Hardware support
Use this page to check whether a prebuilt binary exists for your accelerator. If you are installing on a normal workstation or server, start with the quickstart and let the installer choose.
Accelerators
Section titled “Accelerators”| Platform | Acceleration | Prebuilt binary |
|---|---|---|
| Linux x86_64 + NVIDIA GPU | CUDA (Ampere and newer) | yes, per compute capability and driver CUDA support |
| Linux aarch64 + NVIDIA GPU | CUDA (Grace: GH200/GB200/GB10) | yes, sm90/100/121, per driver CUDA support |
| Apple Silicon (macOS arm64) | Metal | yes |
| Linux x86_64 / aarch64, no GPU | CPU | yes |
| Windows x86_64 | CPU | yes |
| Intel Mac, unlisted GPU | source build | no |
NVIDIA compute capabilities
Section titled “NVIDIA compute capabilities”The minimum supported NVIDIA GPU is Ampere (compute capability 8.0). Turing (sm75: RTX 20-series, GTX 16-series, Tesla T4) and older are not supported by current prebuilts.

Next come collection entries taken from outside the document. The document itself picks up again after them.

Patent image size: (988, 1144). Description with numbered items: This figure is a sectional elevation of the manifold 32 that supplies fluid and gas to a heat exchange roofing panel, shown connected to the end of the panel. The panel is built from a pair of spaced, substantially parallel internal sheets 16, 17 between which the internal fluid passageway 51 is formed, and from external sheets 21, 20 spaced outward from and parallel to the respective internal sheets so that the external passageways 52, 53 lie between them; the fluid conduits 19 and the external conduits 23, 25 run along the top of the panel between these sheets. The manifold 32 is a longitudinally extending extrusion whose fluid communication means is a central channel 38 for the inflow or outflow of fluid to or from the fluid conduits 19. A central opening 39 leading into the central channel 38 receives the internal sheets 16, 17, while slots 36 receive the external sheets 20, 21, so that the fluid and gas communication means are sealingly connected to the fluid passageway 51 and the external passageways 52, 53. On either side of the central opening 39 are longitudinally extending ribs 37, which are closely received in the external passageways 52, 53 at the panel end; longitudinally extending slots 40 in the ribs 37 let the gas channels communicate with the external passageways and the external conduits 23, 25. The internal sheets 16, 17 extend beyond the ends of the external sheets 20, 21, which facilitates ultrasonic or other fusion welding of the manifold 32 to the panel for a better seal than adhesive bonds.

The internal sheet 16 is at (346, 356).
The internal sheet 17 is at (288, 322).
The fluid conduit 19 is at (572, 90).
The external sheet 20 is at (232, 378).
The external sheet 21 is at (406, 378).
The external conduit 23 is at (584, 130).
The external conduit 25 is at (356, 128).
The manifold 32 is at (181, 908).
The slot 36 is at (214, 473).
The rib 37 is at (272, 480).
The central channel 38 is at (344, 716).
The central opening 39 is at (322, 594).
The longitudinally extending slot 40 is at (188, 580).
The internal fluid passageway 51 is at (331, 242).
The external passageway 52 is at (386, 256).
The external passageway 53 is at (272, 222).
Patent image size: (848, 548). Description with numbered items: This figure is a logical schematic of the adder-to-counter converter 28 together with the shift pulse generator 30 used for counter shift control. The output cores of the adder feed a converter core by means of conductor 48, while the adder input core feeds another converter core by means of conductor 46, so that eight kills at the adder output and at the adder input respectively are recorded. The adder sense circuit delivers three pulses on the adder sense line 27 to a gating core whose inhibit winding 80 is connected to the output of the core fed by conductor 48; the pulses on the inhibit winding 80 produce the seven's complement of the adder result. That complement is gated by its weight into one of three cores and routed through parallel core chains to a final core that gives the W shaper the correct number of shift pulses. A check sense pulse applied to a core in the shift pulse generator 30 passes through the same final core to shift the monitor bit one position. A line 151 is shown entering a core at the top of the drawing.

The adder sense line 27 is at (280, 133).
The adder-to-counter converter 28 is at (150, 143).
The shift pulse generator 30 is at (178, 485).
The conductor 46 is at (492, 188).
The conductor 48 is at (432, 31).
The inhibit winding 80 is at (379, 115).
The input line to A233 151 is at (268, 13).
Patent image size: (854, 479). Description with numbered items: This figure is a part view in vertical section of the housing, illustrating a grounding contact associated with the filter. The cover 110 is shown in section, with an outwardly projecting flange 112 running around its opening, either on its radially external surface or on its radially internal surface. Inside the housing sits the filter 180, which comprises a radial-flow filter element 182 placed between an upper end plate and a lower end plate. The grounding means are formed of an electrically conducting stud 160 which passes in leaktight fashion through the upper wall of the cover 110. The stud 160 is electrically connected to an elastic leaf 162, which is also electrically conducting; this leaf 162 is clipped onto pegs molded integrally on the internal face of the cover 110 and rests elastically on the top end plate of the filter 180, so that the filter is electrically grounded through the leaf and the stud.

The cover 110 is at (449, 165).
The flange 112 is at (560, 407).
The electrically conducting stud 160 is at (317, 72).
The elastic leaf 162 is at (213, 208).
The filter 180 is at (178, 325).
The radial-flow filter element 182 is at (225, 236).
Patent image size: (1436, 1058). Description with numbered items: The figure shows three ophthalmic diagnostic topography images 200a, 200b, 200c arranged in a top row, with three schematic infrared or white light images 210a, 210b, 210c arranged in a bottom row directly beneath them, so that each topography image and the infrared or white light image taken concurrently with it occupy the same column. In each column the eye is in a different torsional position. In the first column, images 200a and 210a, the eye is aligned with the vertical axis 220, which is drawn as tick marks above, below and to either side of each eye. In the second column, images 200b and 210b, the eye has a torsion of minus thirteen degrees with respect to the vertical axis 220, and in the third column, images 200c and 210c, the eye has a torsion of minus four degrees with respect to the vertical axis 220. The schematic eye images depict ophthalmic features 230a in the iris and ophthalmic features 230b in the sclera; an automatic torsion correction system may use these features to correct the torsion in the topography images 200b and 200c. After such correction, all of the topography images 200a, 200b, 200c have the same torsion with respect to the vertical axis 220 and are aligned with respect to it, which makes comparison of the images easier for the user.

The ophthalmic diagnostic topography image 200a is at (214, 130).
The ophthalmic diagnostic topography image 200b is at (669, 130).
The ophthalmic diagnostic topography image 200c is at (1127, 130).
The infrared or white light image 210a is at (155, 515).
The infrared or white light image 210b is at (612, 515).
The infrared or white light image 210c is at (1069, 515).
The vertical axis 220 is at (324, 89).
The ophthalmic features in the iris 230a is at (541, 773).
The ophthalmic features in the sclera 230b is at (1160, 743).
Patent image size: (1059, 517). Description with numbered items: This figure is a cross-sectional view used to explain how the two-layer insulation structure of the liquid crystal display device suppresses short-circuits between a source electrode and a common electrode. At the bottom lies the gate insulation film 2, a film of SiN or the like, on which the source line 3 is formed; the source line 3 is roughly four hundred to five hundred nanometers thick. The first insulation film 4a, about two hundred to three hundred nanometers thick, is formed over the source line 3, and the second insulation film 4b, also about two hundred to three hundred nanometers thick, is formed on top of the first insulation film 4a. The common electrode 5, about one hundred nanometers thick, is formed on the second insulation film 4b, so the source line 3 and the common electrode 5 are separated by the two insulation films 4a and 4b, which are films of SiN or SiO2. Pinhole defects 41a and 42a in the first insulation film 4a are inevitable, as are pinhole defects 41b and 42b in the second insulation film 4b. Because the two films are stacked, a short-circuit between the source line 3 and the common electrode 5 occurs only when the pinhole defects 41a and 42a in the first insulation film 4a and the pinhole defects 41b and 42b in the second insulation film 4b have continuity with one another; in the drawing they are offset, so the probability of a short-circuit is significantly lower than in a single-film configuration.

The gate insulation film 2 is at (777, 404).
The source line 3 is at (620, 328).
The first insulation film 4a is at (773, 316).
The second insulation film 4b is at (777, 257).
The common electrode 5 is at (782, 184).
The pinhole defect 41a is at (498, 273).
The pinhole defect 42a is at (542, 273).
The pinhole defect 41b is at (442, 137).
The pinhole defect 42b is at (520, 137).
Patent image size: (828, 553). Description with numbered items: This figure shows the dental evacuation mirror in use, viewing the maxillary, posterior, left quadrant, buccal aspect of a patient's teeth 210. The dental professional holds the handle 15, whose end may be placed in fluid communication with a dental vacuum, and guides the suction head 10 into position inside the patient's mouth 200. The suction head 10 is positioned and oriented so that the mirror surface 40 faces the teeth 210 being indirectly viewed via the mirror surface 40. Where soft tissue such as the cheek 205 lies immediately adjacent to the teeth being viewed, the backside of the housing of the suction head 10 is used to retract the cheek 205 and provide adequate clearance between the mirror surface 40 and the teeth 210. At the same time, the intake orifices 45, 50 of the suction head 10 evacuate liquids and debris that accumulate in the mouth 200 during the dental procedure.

| Compute capability | Architecture | Representative GPUs |
|---|---|---|
| 8.0 | Ampere (datacenter) | A100, A30 |
| 8.6 | Ampere (consumer) | RTX 3090/3080/3070/3060, A40, A10 |
| 8.9 | Ada | RTX 4090/4080, L40, L4 |
| 9.0 | Hopper | H100, H200 |
| 10.0 | Blackwell (datacenter) | B200, GB200 |
| 12.0 | Blackwell (consumer) | RTX 5090/5080 |
| 12.1 | GB10 | DGX Spark |
CUDA artifacts
Section titled “CUDA artifacts”CUDA artifact names encode both the toolkit lane and compute capability:
mistralrs-cuda128-sm90-aarch64-unknown-linux-gnu.tar.gzThe installer chooses the newest published lane that the installed NVIDIA driver can load.
| Driver reports | Artifact lane | Notes |
|---|---|---|
CUDA 13.3+ on Hopper / sm90 | cuda133 | cuTile lane for Hopper |
CUDA 13.2+ on Ampere/Ada / sm80, sm86, sm89 | cuda132 | cuTile lane for Ampere and Ada |
CUDA 13.1+ on Blackwell / sm100, sm120, sm121 | cuda131 | cuTile lane for Blackwell and GB10 |
| CUDA 13.0+ | cuda130 | CUDA 13 baseline lane |
CUDA 12.9+ on GB10 / sm121 | cuda129 | needed because CUDA 12.8 does not target sm121 |
| CUDA 12.8+ | cuda128 | baseline lane for Ampere and newer |
| Architecture | Compute capabilities |
|---|---|
| x86_64 | 80, 86, 89, 90, 100, 120 |
| aarch64 (NVIDIA Grace: GH200, GB200, GB10/DGX Spark) | 90, 100, 121 |
| Asset token | Built with | Minimum nvidia-smi CUDA version | Published compute capabilities | cuTile |
|---|---|---|---|---|
cuda128 | CUDA 12.8.1 | 12.8 | x86_64: 80, 86, 89, 90, 100, 120; aarch64: 90, 100 | no |
cuda129 | CUDA 12.9.1 | 12.9 | aarch64: 121 | no |
cuda130 | CUDA 13.0.0 | 13.0 | x86_64: 80, 86, 89, 90, 100, 120; aarch64: 90, 100, 121 | no |
cuda131 | CUDA 13.1.2 | 13.1 | x86_64: 80, 86, 89, 90, 100, 120; aarch64: 90, 100, 121 | sm100, sm120, sm121 |
cuda132 | CUDA 13.2.0 | 13.2 | x86_64: 80, 86, 89 | sm80, sm86, sm89 |
cuda133 | CUDA 13.3.0 | 13.3 | x86_64: 90; aarch64: 90 | sm90 |
Each artifact bundles the CUDA runtime libraries it needs, so no CUDA toolkit is required at runtime. The installed NVIDIA driver still has to be new enough for that artifact’s toolkit lane.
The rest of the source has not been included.